Naturalness and the hierarchy problem in historical-philosophical perspective
DFG-project-cluster "Epistemology of the LHC", Bergische Universität Wuppertal
Buildg. 2a, Seminar room 2, 16.00 h
The "hierarchy problem" and the question of "naturalness" are seen as shortcomings of the otherwise eminently successful Standard Model of electroweak interactions. Although usually regarded as "aesthetic", such criteria serve as main guidelines in the practice of theoretical model-building, and regarding them purely as expressions of abstract ideals of beauty or simplicity does not do justice to their multiform heuristic functions. In my talk I shall discuss how these notions may be explored using an integrated historical-philosophical approach in which their origins are reconstructed with special attention to the motivation for introducing them in the first place and the transformation they went through in the last three decades.
Today, the terms "hierarchy problem" and the "naturalness" are seen as closely connected with each other and linked to the fine tuning of the Higgs mass corrections and to the difference between the electroweak and the Planck scale. However, their origins in the 1970s are thoroughly distinct and did not concern the Higgs mass or the Planck scale. Notions of "naturalness" started circulating among theoretical physicists in the early 1970's and being used as guidelines for model-building. More often than not, they were linked to the newly famous notion of spontaneous symmetry breaking, which theorists at the time hoped might help circumvent many problems of renormalization. Steven Weinberg (1972) was among the first to search for "natural" theories in this sense, but the notion was discussed with particular care in 1974 by Howard Georgi and Abraham Pais, who proposed their own idea of "naturalness" as a guideline to construct new models of particle interactions. The link between naturalness and the fine-tuning of the Higgs mass was introduced only in 1979 by Leonard Susskind - on a suggestions by Kenneth Wilson - as he formulated the first technicolor model. Later on, Gerhard 't Hooft (1980) and Martin Veltmann (1981) offered their own views on the subject which complemented, but in part also contradicted, Susskind's. Meanwhile, the original "hierarchy problem" had emerged in context of early grand unified theories (1976) and had come to be occasionally associated also to the Planck scale.

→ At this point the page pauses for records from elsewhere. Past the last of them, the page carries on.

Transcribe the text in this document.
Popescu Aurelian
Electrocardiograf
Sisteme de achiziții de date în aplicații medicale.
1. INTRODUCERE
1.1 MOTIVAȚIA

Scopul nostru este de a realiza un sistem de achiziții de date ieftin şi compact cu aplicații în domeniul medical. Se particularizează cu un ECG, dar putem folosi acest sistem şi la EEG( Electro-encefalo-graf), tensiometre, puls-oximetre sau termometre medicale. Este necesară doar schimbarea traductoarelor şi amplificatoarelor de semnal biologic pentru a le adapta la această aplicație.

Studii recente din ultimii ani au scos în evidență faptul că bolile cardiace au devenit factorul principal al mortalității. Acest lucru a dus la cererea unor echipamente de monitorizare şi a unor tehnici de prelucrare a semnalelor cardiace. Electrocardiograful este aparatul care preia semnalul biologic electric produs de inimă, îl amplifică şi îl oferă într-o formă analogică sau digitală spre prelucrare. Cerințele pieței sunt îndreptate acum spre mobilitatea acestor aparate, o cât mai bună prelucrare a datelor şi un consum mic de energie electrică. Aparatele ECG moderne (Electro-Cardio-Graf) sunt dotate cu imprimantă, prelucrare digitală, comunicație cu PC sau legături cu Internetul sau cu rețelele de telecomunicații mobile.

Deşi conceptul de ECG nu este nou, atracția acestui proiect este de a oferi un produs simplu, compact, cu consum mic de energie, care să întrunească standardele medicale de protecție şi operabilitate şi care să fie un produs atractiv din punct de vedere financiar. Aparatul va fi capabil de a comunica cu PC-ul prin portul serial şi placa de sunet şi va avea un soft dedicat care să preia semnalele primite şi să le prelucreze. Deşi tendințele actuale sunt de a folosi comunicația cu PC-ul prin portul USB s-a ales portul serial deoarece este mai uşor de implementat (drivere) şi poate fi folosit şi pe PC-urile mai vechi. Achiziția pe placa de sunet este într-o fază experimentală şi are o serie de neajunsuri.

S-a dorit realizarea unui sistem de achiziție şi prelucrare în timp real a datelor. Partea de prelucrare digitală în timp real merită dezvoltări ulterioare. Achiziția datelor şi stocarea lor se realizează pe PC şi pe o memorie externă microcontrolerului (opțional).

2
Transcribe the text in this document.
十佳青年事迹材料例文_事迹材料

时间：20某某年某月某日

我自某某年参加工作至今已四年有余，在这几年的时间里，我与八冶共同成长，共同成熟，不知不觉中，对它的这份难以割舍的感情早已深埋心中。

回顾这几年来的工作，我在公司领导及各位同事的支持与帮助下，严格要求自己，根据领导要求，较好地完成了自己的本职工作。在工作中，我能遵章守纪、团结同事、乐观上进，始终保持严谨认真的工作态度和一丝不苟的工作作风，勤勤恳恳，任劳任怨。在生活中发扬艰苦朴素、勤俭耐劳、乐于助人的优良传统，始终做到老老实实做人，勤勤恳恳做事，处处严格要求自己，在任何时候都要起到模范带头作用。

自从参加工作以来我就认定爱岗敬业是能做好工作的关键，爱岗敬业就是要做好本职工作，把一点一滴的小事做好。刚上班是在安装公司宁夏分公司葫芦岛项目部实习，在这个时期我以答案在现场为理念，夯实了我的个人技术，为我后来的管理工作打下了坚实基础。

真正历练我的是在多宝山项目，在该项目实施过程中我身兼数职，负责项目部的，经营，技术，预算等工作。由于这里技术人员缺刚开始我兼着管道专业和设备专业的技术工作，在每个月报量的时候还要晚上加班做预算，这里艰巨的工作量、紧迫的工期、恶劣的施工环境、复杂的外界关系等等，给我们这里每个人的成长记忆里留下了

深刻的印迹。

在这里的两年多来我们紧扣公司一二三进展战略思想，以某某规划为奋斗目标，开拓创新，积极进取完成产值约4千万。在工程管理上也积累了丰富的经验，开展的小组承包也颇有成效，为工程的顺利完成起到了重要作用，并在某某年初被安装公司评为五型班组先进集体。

At the beginning of the 1980s, all these various threads were woven together to benefit the rise of supersymmetry, which allegedly solved the problem of naturalness as well as the hierarchy problem of grand unified theories. Yet in the late 1990's, things took a new twist, and the search for solutions to the "big" hierarchy problem concerning the Planck scale led to the emergence of a whole new class of models, i.e. those with one or more extra dimensions.